A study examines that researchers have used a new variant of super-resolution microscopy to visualize all the strands of a DNA-based nanostructure for the first time. The method promises to optimize the design of such structures for specific applications. The term 'DNA origami' refers to a method for the design and self-assembly of complex molecular structures with nanometer precision.The study was published in the journal Nature Communications.
The technique exploits the base-pairing interactions between single-stranded DNA molecules of known sequence to generate intricate three-dimensional nanostructures with predefined shapes in arbitrarily large numbers. The method has great potential for a wide range of applications in basic biological and biophysical research. Thus researchers are already using DNA origami to develop functional nanomachines.
Researchers describe a mode of super-resolution microscopy that enables all the strands within these nanostructures to be visualized individually. This has allowed them to conclude that assembly proceeds robustly under a wide range of conditions, but that the probability that a given strand will be efficiently incorporated is dependent on the precise position of its target sequence in the growing structure.

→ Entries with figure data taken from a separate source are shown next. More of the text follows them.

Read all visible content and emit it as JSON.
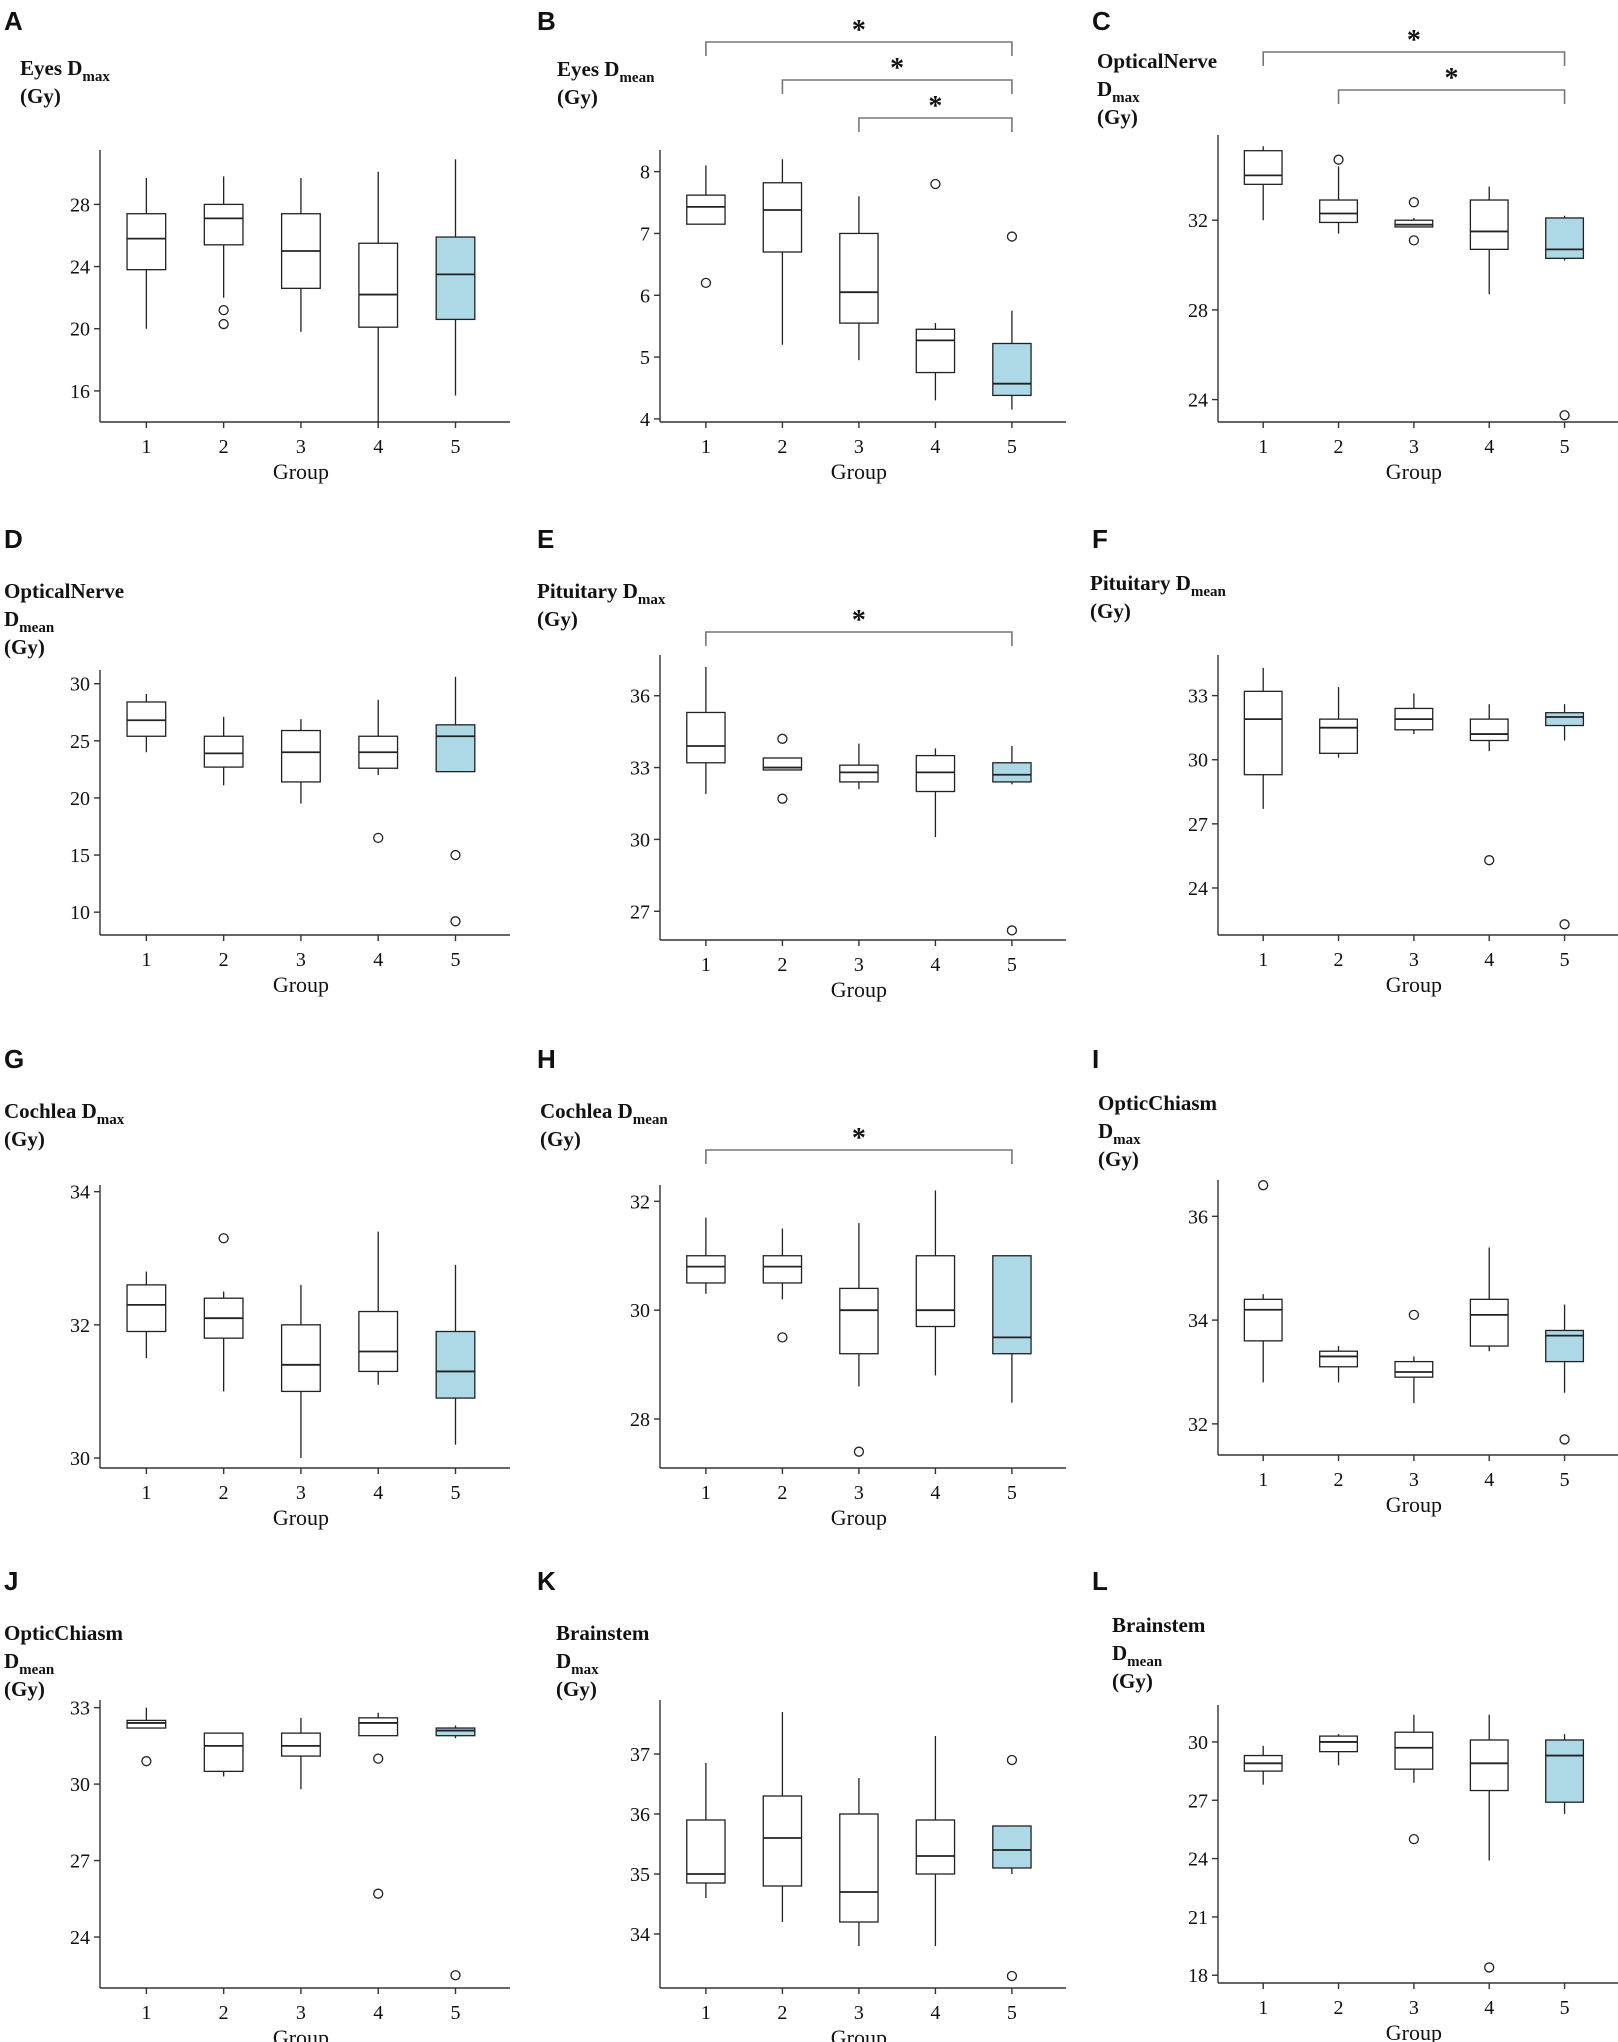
{
  "colors": {
    "highlight": "#add8e6",
    "plain": "#ffffff",
    "line": "#222222"
  },
  "chart_data": [
    {
      "panel": "A",
      "type": "box",
      "title_lines": [
        [
          "Eyes D",
          "max"
        ],
        [
          "(Gy)",
          ""
        ]
      ],
      "xlabel": "Group",
      "categories": [
        "1",
        "2",
        "3",
        "4",
        "5"
      ],
      "ylim": [
        14,
        31.5
      ],
      "yticks": [
        16,
        20,
        24,
        28
      ],
      "highlight_group": 5,
      "boxes": [
        {
          "group": "1",
          "min": 20,
          "q1": 23.8,
          "median": 25.8,
          "q3": 27.4,
          "max": 29.7,
          "outliers": []
        },
        {
          "group": "2",
          "min": 22,
          "q1": 25.4,
          "median": 27.1,
          "q3": 28,
          "max": 29.8,
          "outliers": [
            21.2,
            20.3
          ]
        },
        {
          "group": "3",
          "min": 19.8,
          "q1": 22.6,
          "median": 25,
          "q3": 27.4,
          "max": 29.7,
          "outliers": []
        },
        {
          "group": "4",
          "min": 14,
          "q1": 20.1,
          "median": 22.2,
          "q3": 25.5,
          "max": 30.1,
          "outliers": []
        },
        {
          "group": "5",
          "min": 15.7,
          "q1": 20.6,
          "median": 23.5,
          "q3": 25.9,
          "max": 30.9,
          "outliers": []
        }
      ],
      "significance": []
    },
    {
      "panel": "B",
      "type": "box",
      "title_lines": [
        [
          "Eyes D",
          "mean"
        ],
        [
          "(Gy)",
          ""
        ]
      ],
      "xlabel": "Group",
      "categories": [
        "1",
        "2",
        "3",
        "4",
        "5"
      ],
      "ylim": [
        3.95,
        8.35
      ],
      "yticks": [
        4,
        5,
        6,
        7,
        8
      ],
      "highlight_group": 5,
      "boxes": [
        {
          "group": "1",
          "min": 7.15,
          "q1": 7.15,
          "median": 7.43,
          "q3": 7.62,
          "max": 8.1,
          "outliers": [
            6.2
          ]
        },
        {
          "group": "2",
          "min": 5.2,
          "q1": 6.7,
          "median": 7.38,
          "q3": 7.82,
          "max": 8.2,
          "outliers": []
        },
        {
          "group": "3",
          "min": 4.95,
          "q1": 5.55,
          "median": 6.05,
          "q3": 7,
          "max": 7.6,
          "outliers": []
        },
        {
          "group": "4",
          "min": 4.3,
          "q1": 4.75,
          "median": 5.27,
          "q3": 5.45,
          "max": 5.55,
          "outliers": [
            7.8
          ]
        },
        {
          "group": "5",
          "min": 4.15,
          "q1": 4.38,
          "median": 4.57,
          "q3": 5.22,
          "max": 5.75,
          "outliers": [
            6.95
          ]
        }
      ],
      "significance": [
        {
          "from": "1",
          "to": "5",
          "label": "*"
        },
        {
          "from": "2",
          "to": "5",
          "label": "*"
        },
        {
          "from": "3",
          "to": "5",
          "label": "*"
        }
      ]
    },
    {
      "panel": "C",
      "type": "box",
      "title_lines": [
        [
          "OpticalNerve",
          ""
        ],
        [
          "D",
          "max"
        ],
        [
          "(Gy)",
          ""
        ]
      ],
      "xlabel": "Group",
      "categories": [
        "1",
        "2",
        "3",
        "4",
        "5"
      ],
      "ylim": [
        23,
        35.8
      ],
      "yticks": [
        24,
        28,
        32
      ],
      "highlight_group": 5,
      "boxes": [
        {
          "group": "1",
          "min": 32,
          "q1": 33.6,
          "median": 34,
          "q3": 35.1,
          "max": 35.3,
          "outliers": []
        },
        {
          "group": "2",
          "min": 31.4,
          "q1": 31.9,
          "median": 32.3,
          "q3": 32.9,
          "max": 34.4,
          "outliers": [
            34.7
          ]
        },
        {
          "group": "3",
          "min": 31.7,
          "q1": 31.7,
          "median": 31.8,
          "q3": 32,
          "max": 32.1,
          "outliers": [
            32.8,
            31.1
          ]
        },
        {
          "group": "4",
          "min": 28.7,
          "q1": 30.7,
          "median": 31.5,
          "q3": 32.9,
          "max": 33.5,
          "outliers": []
        },
        {
          "group": "5",
          "min": 30.2,
          "q1": 30.3,
          "median": 30.7,
          "q3": 32.1,
          "max": 32.2,
          "outliers": [
            23.3
          ]
        }
      ],
      "significance": [
        {
          "from": "1",
          "to": "5",
          "label": "*"
        },
        {
          "from": "2",
          "to": "5",
          "label": "*"
        }
      ]
    },
    {
      "panel": "D",
      "type": "box",
      "title_lines": [
        [
          "OpticalNerve",
          ""
        ],
        [
          "D",
          "mean"
        ],
        [
          "(Gy)",
          ""
        ]
      ],
      "xlabel": "Group",
      "categories": [
        "1",
        "2",
        "3",
        "4",
        "5"
      ],
      "ylim": [
        8,
        31.2
      ],
      "yticks": [
        10,
        15,
        20,
        25,
        30
      ],
      "highlight_group": 5,
      "boxes": [
        {
          "group": "1",
          "min": 24,
          "q1": 25.4,
          "median": 26.8,
          "q3": 28.4,
          "max": 29.1,
          "outliers": []
        },
        {
          "group": "2",
          "min": 21.1,
          "q1": 22.7,
          "median": 23.9,
          "q3": 25.4,
          "max": 27.1,
          "outliers": []
        },
        {
          "group": "3",
          "min": 19.5,
          "q1": 21.4,
          "median": 24,
          "q3": 25.9,
          "max": 26.9,
          "outliers": []
        },
        {
          "group": "4",
          "min": 22,
          "q1": 22.6,
          "median": 24,
          "q3": 25.4,
          "max": 28.6,
          "outliers": [
            16.5
          ]
        },
        {
          "group": "5",
          "min": 22.3,
          "q1": 22.3,
          "median": 25.4,
          "q3": 26.4,
          "max": 30.6,
          "outliers": [
            15,
            9.2
          ]
        }
      ],
      "significance": []
    },
    {
      "panel": "E",
      "type": "box",
      "title_lines": [
        [
          "Pituitary D",
          "max"
        ],
        [
          "(Gy)",
          ""
        ]
      ],
      "xlabel": "Group",
      "categories": [
        "1",
        "2",
        "3",
        "4",
        "5"
      ],
      "ylim": [
        25.8,
        37.7
      ],
      "yticks": [
        27,
        30,
        33,
        36
      ],
      "highlight_group": 5,
      "boxes": [
        {
          "group": "1",
          "min": 31.9,
          "q1": 33.2,
          "median": 33.9,
          "q3": 35.3,
          "max": 37.2,
          "outliers": []
        },
        {
          "group": "2",
          "min": 32.9,
          "q1": 32.9,
          "median": 33,
          "q3": 33.4,
          "max": 33.4,
          "outliers": [
            34.2,
            31.7
          ]
        },
        {
          "group": "3",
          "min": 32.1,
          "q1": 32.4,
          "median": 32.8,
          "q3": 33.1,
          "max": 34,
          "outliers": []
        },
        {
          "group": "4",
          "min": 30.1,
          "q1": 32,
          "median": 32.8,
          "q3": 33.5,
          "max": 33.8,
          "outliers": []
        },
        {
          "group": "5",
          "min": 32.3,
          "q1": 32.4,
          "median": 32.7,
          "q3": 33.2,
          "max": 33.9,
          "outliers": [
            26.2
          ]
        }
      ],
      "significance": [
        {
          "from": "1",
          "to": "5",
          "label": "*"
        }
      ]
    },
    {
      "panel": "F",
      "type": "box",
      "title_lines": [
        [
          "Pituitary D",
          "mean"
        ],
        [
          "(Gy)",
          ""
        ]
      ],
      "xlabel": "Group",
      "categories": [
        "1",
        "2",
        "3",
        "4",
        "5"
      ],
      "ylim": [
        21.8,
        34.9
      ],
      "yticks": [
        24,
        27,
        30,
        33
      ],
      "highlight_group": 5,
      "boxes": [
        {
          "group": "1",
          "min": 27.7,
          "q1": 29.3,
          "median": 31.9,
          "q3": 33.2,
          "max": 34.3,
          "outliers": []
        },
        {
          "group": "2",
          "min": 30.1,
          "q1": 30.3,
          "median": 31.5,
          "q3": 31.9,
          "max": 33.4,
          "outliers": []
        },
        {
          "group": "3",
          "min": 31.2,
          "q1": 31.4,
          "median": 31.9,
          "q3": 32.4,
          "max": 33.1,
          "outliers": []
        },
        {
          "group": "4",
          "min": 30.4,
          "q1": 30.9,
          "median": 31.2,
          "q3": 31.9,
          "max": 32.6,
          "outliers": [
            25.3
          ]
        },
        {
          "group": "5",
          "min": 30.9,
          "q1": 31.6,
          "median": 32,
          "q3": 32.2,
          "max": 32.6,
          "outliers": [
            22.3
          ]
        }
      ],
      "significance": []
    },
    {
      "panel": "G",
      "type": "box",
      "title_lines": [
        [
          "Cochlea D",
          "max"
        ],
        [
          "(Gy)",
          ""
        ]
      ],
      "xlabel": "Group",
      "categories": [
        "1",
        "2",
        "3",
        "4",
        "5"
      ],
      "ylim": [
        29.85,
        34.1
      ],
      "yticks": [
        30,
        32,
        34
      ],
      "highlight_group": 5,
      "boxes": [
        {
          "group": "1",
          "min": 31.5,
          "q1": 31.9,
          "median": 32.3,
          "q3": 32.6,
          "max": 32.8,
          "outliers": []
        },
        {
          "group": "2",
          "min": 31,
          "q1": 31.8,
          "median": 32.1,
          "q3": 32.4,
          "max": 32.5,
          "outliers": [
            33.3
          ]
        },
        {
          "group": "3",
          "min": 30,
          "q1": 31,
          "median": 31.4,
          "q3": 32,
          "max": 32.6,
          "outliers": []
        },
        {
          "group": "4",
          "min": 31.1,
          "q1": 31.3,
          "median": 31.6,
          "q3": 32.2,
          "max": 33.4,
          "outliers": []
        },
        {
          "group": "5",
          "min": 30.2,
          "q1": 30.9,
          "median": 31.3,
          "q3": 31.9,
          "max": 32.9,
          "outliers": []
        }
      ],
      "significance": []
    },
    {
      "panel": "H",
      "type": "box",
      "title_lines": [
        [
          "Cochlea D",
          "mean"
        ],
        [
          "(Gy)",
          ""
        ]
      ],
      "xlabel": "Group",
      "categories": [
        "1",
        "2",
        "3",
        "4",
        "5"
      ],
      "ylim": [
        27.1,
        32.3
      ],
      "yticks": [
        28,
        30,
        32
      ],
      "highlight_group": 5,
      "boxes": [
        {
          "group": "1",
          "min": 30.3,
          "q1": 30.5,
          "median": 30.8,
          "q3": 31,
          "max": 31.7,
          "outliers": []
        },
        {
          "group": "2",
          "min": 30.2,
          "q1": 30.5,
          "median": 30.8,
          "q3": 31,
          "max": 31.5,
          "outliers": [
            29.5
          ]
        },
        {
          "group": "3",
          "min": 28.6,
          "q1": 29.2,
          "median": 30,
          "q3": 30.4,
          "max": 31.6,
          "outliers": [
            27.4
          ]
        },
        {
          "group": "4",
          "min": 28.8,
          "q1": 29.7,
          "median": 30,
          "q3": 31,
          "max": 32.2,
          "outliers": []
        },
        {
          "group": "5",
          "min": 28.3,
          "q1": 29.2,
          "median": 29.5,
          "q3": 31,
          "max": 31,
          "outliers": []
        }
      ],
      "significance": [
        {
          "from": "1",
          "to": "5",
          "label": "*"
        }
      ]
    },
    {
      "panel": "I",
      "type": "box",
      "title_lines": [
        [
          "OpticChiasm",
          ""
        ],
        [
          "D",
          "max"
        ],
        [
          "(Gy)",
          ""
        ]
      ],
      "xlabel": "Group",
      "categories": [
        "1",
        "2",
        "3",
        "4",
        "5"
      ],
      "ylim": [
        31.4,
        36.7
      ],
      "yticks": [
        32,
        34,
        36
      ],
      "highlight_group": 5,
      "boxes": [
        {
          "group": "1",
          "min": 32.8,
          "q1": 33.6,
          "median": 34.2,
          "q3": 34.4,
          "max": 34.5,
          "outliers": [
            36.6
          ]
        },
        {
          "group": "2",
          "min": 32.8,
          "q1": 33.1,
          "median": 33.3,
          "q3": 33.4,
          "max": 33.5,
          "outliers": []
        },
        {
          "group": "3",
          "min": 32.4,
          "q1": 32.9,
          "median": 33,
          "q3": 33.2,
          "max": 33.3,
          "outliers": [
            34.1
          ]
        },
        {
          "group": "4",
          "min": 33.4,
          "q1": 33.5,
          "median": 34.1,
          "q3": 34.4,
          "max": 35.4,
          "outliers": []
        },
        {
          "group": "5",
          "min": 32.6,
          "q1": 33.2,
          "median": 33.7,
          "q3": 33.8,
          "max": 34.3,
          "outliers": [
            31.7
          ]
        }
      ],
      "significance": []
    },
    {
      "panel": "J",
      "type": "box",
      "title_lines": [
        [
          "OpticChiasm",
          ""
        ],
        [
          "D",
          "mean"
        ],
        [
          "(Gy)",
          ""
        ]
      ],
      "xlabel": "Group",
      "categories": [
        "1",
        "2",
        "3",
        "4",
        "5"
      ],
      "ylim": [
        22,
        33.3
      ],
      "yticks": [
        24,
        27,
        30,
        33
      ],
      "highlight_group": 5,
      "boxes": [
        {
          "group": "1",
          "min": 32.2,
          "q1": 32.2,
          "median": 32.4,
          "q3": 32.5,
          "max": 33,
          "outliers": [
            30.9
          ]
        },
        {
          "group": "2",
          "min": 30.3,
          "q1": 30.5,
          "median": 31.5,
          "q3": 32,
          "max": 32,
          "outliers": []
        },
        {
          "group": "3",
          "min": 29.8,
          "q1": 31.1,
          "median": 31.5,
          "q3": 32,
          "max": 32.6,
          "outliers": []
        },
        {
          "group": "4",
          "min": 31.9,
          "q1": 31.9,
          "median": 32.4,
          "q3": 32.6,
          "max": 32.8,
          "outliers": [
            31,
            25.7
          ]
        },
        {
          "group": "5",
          "min": 31.8,
          "q1": 31.9,
          "median": 32.1,
          "q3": 32.2,
          "max": 32.3,
          "outliers": [
            22.5
          ]
        }
      ],
      "significance": []
    },
    {
      "panel": "K",
      "type": "box",
      "title_lines": [
        [
          "Brainstem",
          ""
        ],
        [
          "D",
          "max"
        ],
        [
          "(Gy)",
          ""
        ]
      ],
      "xlabel": "Group",
      "categories": [
        "1",
        "2",
        "3",
        "4",
        "5"
      ],
      "ylim": [
        33.1,
        37.9
      ],
      "yticks": [
        34,
        35,
        36,
        37
      ],
      "highlight_group": 5,
      "boxes": [
        {
          "group": "1",
          "min": 34.6,
          "q1": 34.85,
          "median": 35,
          "q3": 35.9,
          "max": 36.85,
          "outliers": []
        },
        {
          "group": "2",
          "min": 34.2,
          "q1": 34.8,
          "median": 35.6,
          "q3": 36.3,
          "max": 37.7,
          "outliers": []
        },
        {
          "group": "3",
          "min": 33.8,
          "q1": 34.2,
          "median": 34.7,
          "q3": 36,
          "max": 36.6,
          "outliers": []
        },
        {
          "group": "4",
          "min": 33.8,
          "q1": 35,
          "median": 35.3,
          "q3": 35.9,
          "max": 37.3,
          "outliers": []
        },
        {
          "group": "5",
          "min": 35,
          "q1": 35.1,
          "median": 35.4,
          "q3": 35.8,
          "max": 35.8,
          "outliers": [
            36.9,
            33.3
          ]
        }
      ],
      "significance": []
    },
    {
      "panel": "L",
      "type": "box",
      "title_lines": [
        [
          "Brainstem",
          ""
        ],
        [
          "D",
          "mean"
        ],
        [
          "(Gy)",
          ""
        ]
      ],
      "xlabel": "Group",
      "categories": [
        "1",
        "2",
        "3",
        "4",
        "5"
      ],
      "ylim": [
        17.6,
        31.9
      ],
      "yticks": [
        18,
        21,
        24,
        27,
        30
      ],
      "highlight_group": 5,
      "boxes": [
        {
          "group": "1",
          "min": 27.8,
          "q1": 28.5,
          "median": 28.9,
          "q3": 29.3,
          "max": 29.8,
          "outliers": []
        },
        {
          "group": "2",
          "min": 28.8,
          "q1": 29.5,
          "median": 30,
          "q3": 30.3,
          "max": 30.4,
          "outliers": []
        },
        {
          "group": "3",
          "min": 27.9,
          "q1": 28.6,
          "median": 29.7,
          "q3": 30.5,
          "max": 31.4,
          "outliers": [
            25
          ]
        },
        {
          "group": "4",
          "min": 23.9,
          "q1": 27.5,
          "median": 28.9,
          "q3": 30.1,
          "max": 31.4,
          "outliers": [
            18.4
          ]
        },
        {
          "group": "5",
          "min": 26.3,
          "q1": 26.9,
          "median": 29.3,
          "q3": 30.1,
          "max": 30.4,
          "outliers": []
        }
      ],
      "significance": []
    }
  ]
}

DNA origami structures are essentially assembled by allowing one long single-stranded DNA molecule (the 'scaffold' strand) to interact in a controlled, predefined manner with a set of shorter 'staple' strands. The latter bind to specific ('complementary') stretches of the scaffold strand, progressively folding it into the desired form. "In our case, the DNA strands self-assemble into a flat rectangular structure, which serves as the basic building block for many DNA origami-based studies at the moment," says Maximilian Strauss.
With the aid of a super-resolution technique called DNA-PAINT, the researchers can visualize nanostructures with unprecedented spatial resolution, allowing them to image each of the strands in the nanostructures. "So we can now directly visualize all components of the origami structure and determine how well it put itself together," says Strauss. As its name suggests, the DNA-PAINT technique itself also makes use of the specificity of DNA-DNA interactions.
"By comparing the information in the individual fluorescence images, we can attain a higher resolution, so that we can inspect the whole structure in detail," Strauss says. "This phenomenon can be understood as follows. Let's say we're looking at a house with two illuminated windows. Seen from a certain distance, it appears as if the light is coming from one source.
The DNA-PAINT method thus provides a means of optimizing the construction of DNA nanostructures. Also, the authors believe that the technology has great potential in the field of quantitative structural biology, as it will allow researchers to measure important parameters such as the labelling efficiency of antibodies, cellular proteins and nucleic acids directly.
Hence, the method allows the researchers to determine the positions of the bound staple strands precisely, and the specific blinking signal emitted by imager strands reveals sites that are available for binding. The results obtained with the DNA-PAINT method revealed that variations in several physical parameters, such as the overall speed of structure formation have little influence on the overall quality of the assembly process.